Keeping a watchful eye on newly settled corals at submillimetre scale on the Great Barrier Reef is now much easier, with Southern Cross University and CSIRO successfully using underwater macrophotogrammetry for the first time.
In a paper published today in the journal Methods in Ecology and Evolution, a team of scientists from Southern Cross University and CSIRO demonstrates how advanced imaging techniques can offer new opportunities to monitor and study the recruitment of corals, and other sessile (attached) organisms, at an astonishingly fine scale directly on the reef.
This new method is particularly useful to monitor the recruitment success of newly settled corals following coral larval restoration interventions: when microscopic larvae raised in floating coral nursery pools are released en masse on reefs damaged by the impacts of climate change to kickstart their recovery.
"Coral recruitment occurs at a scale invisible to the human eye (less than 1mm) and, up until now, required the use of artificial plates attached to the reef to later be examined under microscopes to quantify newly settled corals," said Dr Marine Gouezo, the lead author and Post-Doctoral Researcher at Southern Cross University.
"With this new method, observations of the recruitment of organisms 0.5 millimetre in size, such as two-month-old corals, can be documented and tracked through time in their natural habitat: the reef."
The study demonstrates the application of underwater macrophotogrammetry: a combination of macrophotography (the art of taking close-up photographs at very high resolution to see tiny organisms typically smaller than 1-mm in size) and photogrammetry (a technique that 'stitches' these photos together to re-create three-dimensional (3D) models of small portions of the reef).
Unlike traditional methods for observations in the field that rely on artificial devices (like tiles), this innovative approach allows scientists to directly monitor larval settlement and recruitment on a reef, making it valuable for assessing the success of coral larval restoration interventions.
"While reef scale photogrammetry is commonly used in ecological surveys underwater, especially during monitoring programs to document changes through time, such as coral cover, it lacks the resolution to spot baby corals. This macrophotogrammetry technique can complement reef scale photogrammetry by magnifying small portions of the reefs to monitor the reef at submillimetre scale, which is the scale at which recruitment occurs for corals," Dr Gouezo said.
For large scale projects like Coral Larval Restoration on the Great Barrier Reef, the macrophotogrammetry technique is cost-effective and avoids the need for equipment installation on the reef or access to laboratory microscopes. It provides a permanent three-dimensional (3D) record of small reef areas, characterising reef associated organisms in their natural environment.
Advancements in modern photography combined with the capacity for cameras to operate underwater, along with software for 3D model reconstruction, have revolutionised coral reef research. Digitising this monitoring step opens doors to opportunities for automated processing and machine learning techniques.

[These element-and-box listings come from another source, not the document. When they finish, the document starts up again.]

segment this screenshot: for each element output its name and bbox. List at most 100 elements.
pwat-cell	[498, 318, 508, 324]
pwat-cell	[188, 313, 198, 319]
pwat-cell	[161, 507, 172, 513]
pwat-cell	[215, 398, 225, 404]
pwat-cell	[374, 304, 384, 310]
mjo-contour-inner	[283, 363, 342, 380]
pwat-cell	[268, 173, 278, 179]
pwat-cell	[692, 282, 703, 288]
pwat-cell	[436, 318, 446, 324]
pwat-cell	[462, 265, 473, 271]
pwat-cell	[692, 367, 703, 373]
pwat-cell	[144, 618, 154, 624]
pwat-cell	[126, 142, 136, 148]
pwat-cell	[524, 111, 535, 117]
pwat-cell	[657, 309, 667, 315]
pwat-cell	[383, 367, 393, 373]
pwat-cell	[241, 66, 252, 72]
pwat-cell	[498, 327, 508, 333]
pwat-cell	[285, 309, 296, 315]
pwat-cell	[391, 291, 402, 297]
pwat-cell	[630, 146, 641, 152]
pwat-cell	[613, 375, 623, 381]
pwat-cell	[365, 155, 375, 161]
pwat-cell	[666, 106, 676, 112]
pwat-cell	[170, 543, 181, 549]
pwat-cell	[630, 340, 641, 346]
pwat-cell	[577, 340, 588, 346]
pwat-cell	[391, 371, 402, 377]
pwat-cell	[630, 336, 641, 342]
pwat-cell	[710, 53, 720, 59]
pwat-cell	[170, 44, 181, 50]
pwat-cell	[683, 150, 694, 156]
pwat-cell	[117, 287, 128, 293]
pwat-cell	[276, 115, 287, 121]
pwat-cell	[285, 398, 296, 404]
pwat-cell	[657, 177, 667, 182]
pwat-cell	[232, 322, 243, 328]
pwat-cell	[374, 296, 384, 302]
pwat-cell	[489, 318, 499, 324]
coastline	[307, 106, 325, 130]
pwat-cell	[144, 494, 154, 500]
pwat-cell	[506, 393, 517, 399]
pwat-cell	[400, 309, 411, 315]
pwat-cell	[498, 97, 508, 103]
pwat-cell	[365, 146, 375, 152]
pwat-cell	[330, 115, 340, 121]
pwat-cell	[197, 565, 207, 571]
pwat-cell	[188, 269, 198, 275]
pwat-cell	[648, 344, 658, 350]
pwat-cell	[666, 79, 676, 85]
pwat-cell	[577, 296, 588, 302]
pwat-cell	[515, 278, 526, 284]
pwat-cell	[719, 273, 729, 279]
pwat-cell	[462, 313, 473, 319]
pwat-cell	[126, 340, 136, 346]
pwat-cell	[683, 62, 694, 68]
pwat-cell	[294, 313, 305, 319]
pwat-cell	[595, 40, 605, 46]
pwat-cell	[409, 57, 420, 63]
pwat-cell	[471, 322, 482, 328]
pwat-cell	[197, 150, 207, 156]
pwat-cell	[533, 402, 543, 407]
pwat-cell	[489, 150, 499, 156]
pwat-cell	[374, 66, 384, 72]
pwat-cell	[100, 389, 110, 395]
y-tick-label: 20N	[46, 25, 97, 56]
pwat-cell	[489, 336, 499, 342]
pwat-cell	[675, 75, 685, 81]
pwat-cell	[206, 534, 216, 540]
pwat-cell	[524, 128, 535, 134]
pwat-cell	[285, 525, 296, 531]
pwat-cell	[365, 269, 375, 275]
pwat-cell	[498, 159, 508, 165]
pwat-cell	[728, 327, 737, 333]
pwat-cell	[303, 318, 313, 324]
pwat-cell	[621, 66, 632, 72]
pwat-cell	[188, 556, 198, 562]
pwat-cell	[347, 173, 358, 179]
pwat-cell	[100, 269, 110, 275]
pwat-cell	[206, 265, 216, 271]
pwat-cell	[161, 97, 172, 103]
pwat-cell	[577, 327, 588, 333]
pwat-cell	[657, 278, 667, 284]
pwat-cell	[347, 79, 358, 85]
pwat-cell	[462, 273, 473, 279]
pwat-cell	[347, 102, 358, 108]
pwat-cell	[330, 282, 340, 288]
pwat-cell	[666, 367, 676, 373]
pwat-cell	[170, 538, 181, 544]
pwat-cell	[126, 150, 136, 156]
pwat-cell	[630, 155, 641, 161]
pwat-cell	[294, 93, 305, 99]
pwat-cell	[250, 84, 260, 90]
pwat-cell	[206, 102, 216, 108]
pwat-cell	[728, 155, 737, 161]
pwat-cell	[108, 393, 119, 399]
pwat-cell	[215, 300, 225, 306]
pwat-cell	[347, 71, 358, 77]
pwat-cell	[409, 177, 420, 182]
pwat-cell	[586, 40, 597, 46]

"The macrophotogrammetry method provides researchers with a monitoring approach to understand the hidden dynamics of marine life at unprecedented detail. I am excited about its potential to drive marine ecological research and restoration efforts forward," said Dr Gouezo.
Dr Gouezo is a senior member of Southern Cross University's Coral Larval Restoration team led by Distinguished Professor Peter Harrison who also authored the paper.
Dr Christopher Doropoulos, a Senior Research Scientist at CSIRO Environment, is a co-author.
"This macrophotogrammetry technique enables us to examine the earliest stages of coral recruitment in field settings on the reef for the first time, rather than using proxies such as settlement tiles," said Dr Doropoulos.
"It will deepen our ecological understandings of what limits and what promotes successful larval settlement and early survival for optimising the application and scale of on reef larval-based coral restoration operations."
This research was funded by the Moving Corals subprogram of the Reef Restoration and Adaptation Program (RRAP).
"Photogrammetry methods like these, are being developed across the RRAP and help us to close critical knowledge gaps in reef recovery," said RRAP Executive Director Cedric Robillot of the Great Barrier Reef Foundation.
"It's an important step on the journey to develop and test novel scientific solutions and make those available to managers to help the Great Barrier Reef and other coral reefs survive the effects of climate change in the decades ahead."